When it comes to developing an outsourcing strategy, be aware that it should integrate with the overall business strategy, taking into account both the current environment, results and goals of the company, said Fritsch.

"In addition, its important to try and keep the workforce strategy flexible, so as not to unnecessarily fire employees that you have already invested a lot of money in," he said.

The next step is to take a look at the workforce activities on both a micro and macro level and class the various work components as either core or context.

Core components should be guarded closely, and include functions that add to competitive advantage, and differentiators that are difficult to imitate.

Anything that is not a core competency is contextual, and a potential outsourcing target.

Next is important to categorise tasks and competencies into four different skill levels based on their complexity and then work out the current skill set versus the skill that is required.

In this way the state of the workforce can be viewed according on specific skills rather than simply headcount. Using this method, companies can keep the highest skilled work inhouse and outsource whatever else they see fit.

Finally in order to assess whether outsourcing certain components of the workforce is a feasible option, a volatility assessment should be performed, factoring in issues such as how much lead-time is required for the work, how much warning of demand changes there are and how fast could the work start and stop based on the market.

Through these assessments companies can accurately build a workforce model based upon its financial and resource requirements.

Once a company has developed its workforce model, it is time to develop an outsourcing model according to the identified labour supply versus demand.

Firms can choose various strategies according to their needs, but one popular strategy being adopted is to keep fulltime employee levels just below average and fill the labour gaps when needed, both internally through overtime or retraining staff, and externally by sourcing temporary staff or outsourcing the function altogether.

Once all the strategies are in place, several factors should be considered when choosing outsourcing partners, particularly whether they supply labor to any competitors and if so, how is intellectual property protected?

"It is also wise to look at how well their company culture fits with yours and whether they are looking to be true partners or simply vendors and decide what you prefer," said Fritsch.

"Further things to consider are whether the partner you choose is happy for you to take back any of the outsourced functions if there is a downturn in the market and if so, is it diverse enough in other areas to survive downturns without either turning into a competitor or going out of business," he said.

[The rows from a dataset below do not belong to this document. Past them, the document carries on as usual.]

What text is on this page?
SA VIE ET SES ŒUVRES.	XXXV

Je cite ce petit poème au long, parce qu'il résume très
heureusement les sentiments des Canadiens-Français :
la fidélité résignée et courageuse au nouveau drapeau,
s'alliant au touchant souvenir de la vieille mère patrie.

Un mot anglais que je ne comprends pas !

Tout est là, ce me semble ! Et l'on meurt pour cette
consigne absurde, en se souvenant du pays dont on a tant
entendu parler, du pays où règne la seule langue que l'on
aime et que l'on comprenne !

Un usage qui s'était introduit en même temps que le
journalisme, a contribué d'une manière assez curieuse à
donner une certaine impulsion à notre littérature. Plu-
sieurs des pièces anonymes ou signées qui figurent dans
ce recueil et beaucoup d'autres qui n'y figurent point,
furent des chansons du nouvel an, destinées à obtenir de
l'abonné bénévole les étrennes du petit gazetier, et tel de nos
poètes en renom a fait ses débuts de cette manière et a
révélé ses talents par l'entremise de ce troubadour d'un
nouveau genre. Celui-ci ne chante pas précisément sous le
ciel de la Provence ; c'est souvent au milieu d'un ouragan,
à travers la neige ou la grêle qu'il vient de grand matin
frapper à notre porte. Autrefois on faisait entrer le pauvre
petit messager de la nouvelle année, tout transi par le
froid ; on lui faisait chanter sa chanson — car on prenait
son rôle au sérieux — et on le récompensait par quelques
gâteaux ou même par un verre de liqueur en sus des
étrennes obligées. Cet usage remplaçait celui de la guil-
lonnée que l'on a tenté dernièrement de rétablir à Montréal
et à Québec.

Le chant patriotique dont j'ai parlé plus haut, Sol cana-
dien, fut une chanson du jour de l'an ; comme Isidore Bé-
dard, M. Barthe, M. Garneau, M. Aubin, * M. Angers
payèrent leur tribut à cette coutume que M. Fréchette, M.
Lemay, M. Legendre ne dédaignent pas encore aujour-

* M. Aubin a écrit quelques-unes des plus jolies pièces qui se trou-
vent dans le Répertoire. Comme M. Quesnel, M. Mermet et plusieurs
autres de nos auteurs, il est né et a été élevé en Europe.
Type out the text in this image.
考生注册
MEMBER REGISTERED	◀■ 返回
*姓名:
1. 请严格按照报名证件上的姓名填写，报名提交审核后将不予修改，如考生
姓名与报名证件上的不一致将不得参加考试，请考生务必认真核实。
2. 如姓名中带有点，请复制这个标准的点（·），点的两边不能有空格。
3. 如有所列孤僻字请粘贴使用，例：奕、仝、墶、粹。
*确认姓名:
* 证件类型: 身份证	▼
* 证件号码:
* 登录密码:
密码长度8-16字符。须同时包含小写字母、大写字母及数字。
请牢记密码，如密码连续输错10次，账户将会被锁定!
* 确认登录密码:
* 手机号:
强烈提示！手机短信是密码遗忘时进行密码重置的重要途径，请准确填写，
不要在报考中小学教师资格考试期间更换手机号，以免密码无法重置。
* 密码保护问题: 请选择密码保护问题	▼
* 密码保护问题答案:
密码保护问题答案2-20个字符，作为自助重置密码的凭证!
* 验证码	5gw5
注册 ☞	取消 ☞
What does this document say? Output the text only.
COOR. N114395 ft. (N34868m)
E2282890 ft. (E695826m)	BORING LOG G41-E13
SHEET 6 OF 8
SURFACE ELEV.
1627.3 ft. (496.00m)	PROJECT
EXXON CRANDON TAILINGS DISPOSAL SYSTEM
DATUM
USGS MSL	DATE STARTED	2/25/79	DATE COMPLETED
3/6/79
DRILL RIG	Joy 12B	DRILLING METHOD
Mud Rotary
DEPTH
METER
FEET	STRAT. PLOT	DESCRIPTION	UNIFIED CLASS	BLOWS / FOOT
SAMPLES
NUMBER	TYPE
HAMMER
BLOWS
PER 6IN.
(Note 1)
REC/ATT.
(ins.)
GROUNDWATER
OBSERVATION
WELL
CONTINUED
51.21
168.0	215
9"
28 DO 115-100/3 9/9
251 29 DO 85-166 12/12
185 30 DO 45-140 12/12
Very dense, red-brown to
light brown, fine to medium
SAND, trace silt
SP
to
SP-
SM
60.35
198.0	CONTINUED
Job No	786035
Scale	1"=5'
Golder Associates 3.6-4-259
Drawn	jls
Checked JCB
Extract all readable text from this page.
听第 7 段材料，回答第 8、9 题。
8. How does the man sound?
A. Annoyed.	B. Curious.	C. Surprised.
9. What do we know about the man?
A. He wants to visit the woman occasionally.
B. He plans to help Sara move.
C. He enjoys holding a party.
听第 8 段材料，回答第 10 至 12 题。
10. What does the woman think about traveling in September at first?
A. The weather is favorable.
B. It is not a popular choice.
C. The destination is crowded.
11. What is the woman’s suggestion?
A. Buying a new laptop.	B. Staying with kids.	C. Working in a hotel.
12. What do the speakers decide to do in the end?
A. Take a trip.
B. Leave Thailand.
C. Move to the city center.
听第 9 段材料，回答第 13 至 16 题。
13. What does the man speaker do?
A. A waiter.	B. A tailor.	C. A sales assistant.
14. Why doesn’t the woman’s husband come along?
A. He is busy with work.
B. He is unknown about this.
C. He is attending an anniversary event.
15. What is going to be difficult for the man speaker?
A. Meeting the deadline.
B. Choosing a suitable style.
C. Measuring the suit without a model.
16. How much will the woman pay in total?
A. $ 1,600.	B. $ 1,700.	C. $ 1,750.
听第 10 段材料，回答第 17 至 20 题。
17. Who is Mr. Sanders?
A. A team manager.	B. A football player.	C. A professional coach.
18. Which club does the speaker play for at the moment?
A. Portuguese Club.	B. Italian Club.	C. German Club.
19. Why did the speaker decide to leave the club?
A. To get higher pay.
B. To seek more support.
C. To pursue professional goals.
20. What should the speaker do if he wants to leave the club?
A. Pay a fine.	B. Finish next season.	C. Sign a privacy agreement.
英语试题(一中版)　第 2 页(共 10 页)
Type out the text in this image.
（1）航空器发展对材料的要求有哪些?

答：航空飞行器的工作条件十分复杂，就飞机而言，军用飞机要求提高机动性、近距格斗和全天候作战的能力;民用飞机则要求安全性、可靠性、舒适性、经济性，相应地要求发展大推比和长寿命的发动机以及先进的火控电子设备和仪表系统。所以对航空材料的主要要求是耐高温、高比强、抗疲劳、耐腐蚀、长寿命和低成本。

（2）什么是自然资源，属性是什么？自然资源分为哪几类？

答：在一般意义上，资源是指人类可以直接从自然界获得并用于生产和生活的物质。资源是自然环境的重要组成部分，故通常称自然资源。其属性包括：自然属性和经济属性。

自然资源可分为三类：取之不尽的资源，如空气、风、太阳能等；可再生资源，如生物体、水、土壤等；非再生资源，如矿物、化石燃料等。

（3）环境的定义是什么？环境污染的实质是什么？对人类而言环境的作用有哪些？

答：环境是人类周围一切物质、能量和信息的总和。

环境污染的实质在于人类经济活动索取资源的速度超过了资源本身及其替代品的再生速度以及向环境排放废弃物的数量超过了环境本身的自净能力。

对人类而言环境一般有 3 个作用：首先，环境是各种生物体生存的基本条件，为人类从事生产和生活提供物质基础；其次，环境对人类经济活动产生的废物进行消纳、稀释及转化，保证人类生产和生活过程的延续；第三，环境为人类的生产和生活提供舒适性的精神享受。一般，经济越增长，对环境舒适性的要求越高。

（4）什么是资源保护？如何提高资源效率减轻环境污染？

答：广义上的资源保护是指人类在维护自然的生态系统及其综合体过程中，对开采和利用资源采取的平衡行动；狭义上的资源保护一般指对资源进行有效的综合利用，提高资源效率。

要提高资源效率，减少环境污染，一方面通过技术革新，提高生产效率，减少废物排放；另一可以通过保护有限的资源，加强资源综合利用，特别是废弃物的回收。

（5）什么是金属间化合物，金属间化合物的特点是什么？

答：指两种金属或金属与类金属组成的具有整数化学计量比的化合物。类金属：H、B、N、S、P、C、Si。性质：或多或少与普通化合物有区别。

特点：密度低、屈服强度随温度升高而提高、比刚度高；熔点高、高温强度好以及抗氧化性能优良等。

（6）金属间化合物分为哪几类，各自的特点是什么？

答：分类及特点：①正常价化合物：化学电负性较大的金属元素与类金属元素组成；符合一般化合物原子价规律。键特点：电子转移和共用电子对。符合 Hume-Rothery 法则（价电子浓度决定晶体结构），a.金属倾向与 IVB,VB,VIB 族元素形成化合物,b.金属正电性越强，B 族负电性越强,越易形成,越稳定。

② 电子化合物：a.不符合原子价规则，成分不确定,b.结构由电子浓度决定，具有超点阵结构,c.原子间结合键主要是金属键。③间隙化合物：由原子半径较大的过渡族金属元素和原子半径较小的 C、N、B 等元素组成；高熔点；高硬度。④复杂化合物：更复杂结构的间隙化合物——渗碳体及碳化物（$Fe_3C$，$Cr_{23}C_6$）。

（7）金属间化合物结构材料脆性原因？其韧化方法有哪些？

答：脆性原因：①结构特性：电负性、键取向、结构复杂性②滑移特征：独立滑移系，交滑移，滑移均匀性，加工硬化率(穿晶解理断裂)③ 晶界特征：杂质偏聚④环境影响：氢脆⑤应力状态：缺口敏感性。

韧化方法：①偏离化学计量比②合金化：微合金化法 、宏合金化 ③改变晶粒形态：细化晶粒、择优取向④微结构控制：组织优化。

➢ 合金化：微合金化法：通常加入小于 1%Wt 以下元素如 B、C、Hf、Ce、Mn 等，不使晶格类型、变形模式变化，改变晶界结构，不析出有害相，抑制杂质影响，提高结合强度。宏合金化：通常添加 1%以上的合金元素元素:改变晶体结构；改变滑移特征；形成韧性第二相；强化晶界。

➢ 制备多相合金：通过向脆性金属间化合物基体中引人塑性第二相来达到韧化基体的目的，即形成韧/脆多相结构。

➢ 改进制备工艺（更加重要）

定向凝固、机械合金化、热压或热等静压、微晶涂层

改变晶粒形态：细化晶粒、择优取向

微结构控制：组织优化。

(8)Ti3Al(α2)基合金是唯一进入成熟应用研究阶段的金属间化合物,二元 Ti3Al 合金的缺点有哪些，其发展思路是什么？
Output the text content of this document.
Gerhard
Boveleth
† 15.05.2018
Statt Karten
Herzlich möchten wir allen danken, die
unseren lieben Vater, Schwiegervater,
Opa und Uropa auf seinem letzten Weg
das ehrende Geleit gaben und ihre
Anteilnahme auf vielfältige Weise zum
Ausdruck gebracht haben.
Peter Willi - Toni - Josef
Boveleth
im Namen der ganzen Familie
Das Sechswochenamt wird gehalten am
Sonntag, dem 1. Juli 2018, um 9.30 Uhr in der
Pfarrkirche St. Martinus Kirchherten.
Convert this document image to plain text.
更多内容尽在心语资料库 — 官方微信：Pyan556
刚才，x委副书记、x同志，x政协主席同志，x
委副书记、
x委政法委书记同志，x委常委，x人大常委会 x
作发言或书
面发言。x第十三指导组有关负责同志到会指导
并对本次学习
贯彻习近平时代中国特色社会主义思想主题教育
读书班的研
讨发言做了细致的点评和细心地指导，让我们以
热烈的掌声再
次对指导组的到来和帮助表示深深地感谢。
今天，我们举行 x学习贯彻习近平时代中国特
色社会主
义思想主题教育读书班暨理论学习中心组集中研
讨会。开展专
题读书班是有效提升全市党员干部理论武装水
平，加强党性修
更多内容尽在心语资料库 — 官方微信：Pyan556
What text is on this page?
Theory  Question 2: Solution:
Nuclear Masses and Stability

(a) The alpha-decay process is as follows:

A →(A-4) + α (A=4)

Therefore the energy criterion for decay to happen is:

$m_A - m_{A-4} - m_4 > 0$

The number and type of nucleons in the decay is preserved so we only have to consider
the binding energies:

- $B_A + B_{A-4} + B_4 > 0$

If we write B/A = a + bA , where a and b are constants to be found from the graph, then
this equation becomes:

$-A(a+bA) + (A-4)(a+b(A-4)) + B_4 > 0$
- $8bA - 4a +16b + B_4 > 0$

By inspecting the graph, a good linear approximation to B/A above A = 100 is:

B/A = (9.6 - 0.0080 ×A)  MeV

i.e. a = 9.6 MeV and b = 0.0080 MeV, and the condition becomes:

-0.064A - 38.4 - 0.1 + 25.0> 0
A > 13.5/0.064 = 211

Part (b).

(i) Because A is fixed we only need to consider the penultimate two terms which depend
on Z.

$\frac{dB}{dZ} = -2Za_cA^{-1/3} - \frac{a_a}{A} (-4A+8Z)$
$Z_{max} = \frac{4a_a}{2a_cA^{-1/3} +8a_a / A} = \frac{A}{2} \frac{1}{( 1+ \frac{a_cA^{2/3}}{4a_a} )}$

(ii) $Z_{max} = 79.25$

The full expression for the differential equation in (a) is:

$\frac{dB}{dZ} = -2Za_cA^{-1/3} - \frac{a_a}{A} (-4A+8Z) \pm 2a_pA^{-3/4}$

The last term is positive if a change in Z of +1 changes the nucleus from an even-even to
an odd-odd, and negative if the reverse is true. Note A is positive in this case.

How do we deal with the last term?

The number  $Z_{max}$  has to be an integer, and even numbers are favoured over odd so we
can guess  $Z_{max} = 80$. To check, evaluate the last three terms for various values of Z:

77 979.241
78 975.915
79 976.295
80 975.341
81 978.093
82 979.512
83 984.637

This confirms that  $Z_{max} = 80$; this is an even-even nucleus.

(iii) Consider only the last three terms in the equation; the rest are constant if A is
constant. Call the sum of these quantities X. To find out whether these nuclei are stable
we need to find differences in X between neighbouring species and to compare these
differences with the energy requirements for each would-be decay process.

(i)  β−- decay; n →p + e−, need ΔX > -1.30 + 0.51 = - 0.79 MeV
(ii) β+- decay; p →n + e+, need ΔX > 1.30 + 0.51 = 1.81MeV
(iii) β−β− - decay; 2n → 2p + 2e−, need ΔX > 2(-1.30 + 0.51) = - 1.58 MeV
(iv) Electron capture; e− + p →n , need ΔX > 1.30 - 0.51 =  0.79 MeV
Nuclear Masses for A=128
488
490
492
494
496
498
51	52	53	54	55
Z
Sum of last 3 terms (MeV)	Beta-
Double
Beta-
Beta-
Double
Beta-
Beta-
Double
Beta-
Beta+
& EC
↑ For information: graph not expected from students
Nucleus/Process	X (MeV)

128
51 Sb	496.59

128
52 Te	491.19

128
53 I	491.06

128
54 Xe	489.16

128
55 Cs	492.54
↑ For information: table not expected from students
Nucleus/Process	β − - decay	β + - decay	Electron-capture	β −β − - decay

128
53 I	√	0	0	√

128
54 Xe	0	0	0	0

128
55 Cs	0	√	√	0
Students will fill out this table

On the flipside, it is useful to find out whether the partner is capable of meeting future needs as some the core skills of today become the contextual activities of the future?

Finally, once the deal is in place, do not relax and forget about it!

It is good practice to continually reassess the outsourcing strategy, as over time it may change, and what is defined as core and context may contract or expand.

In order to increases the chance of an outsourcing success story, many companies run quarterly head count model and an annual strategy review in order to make updates if the business model changes.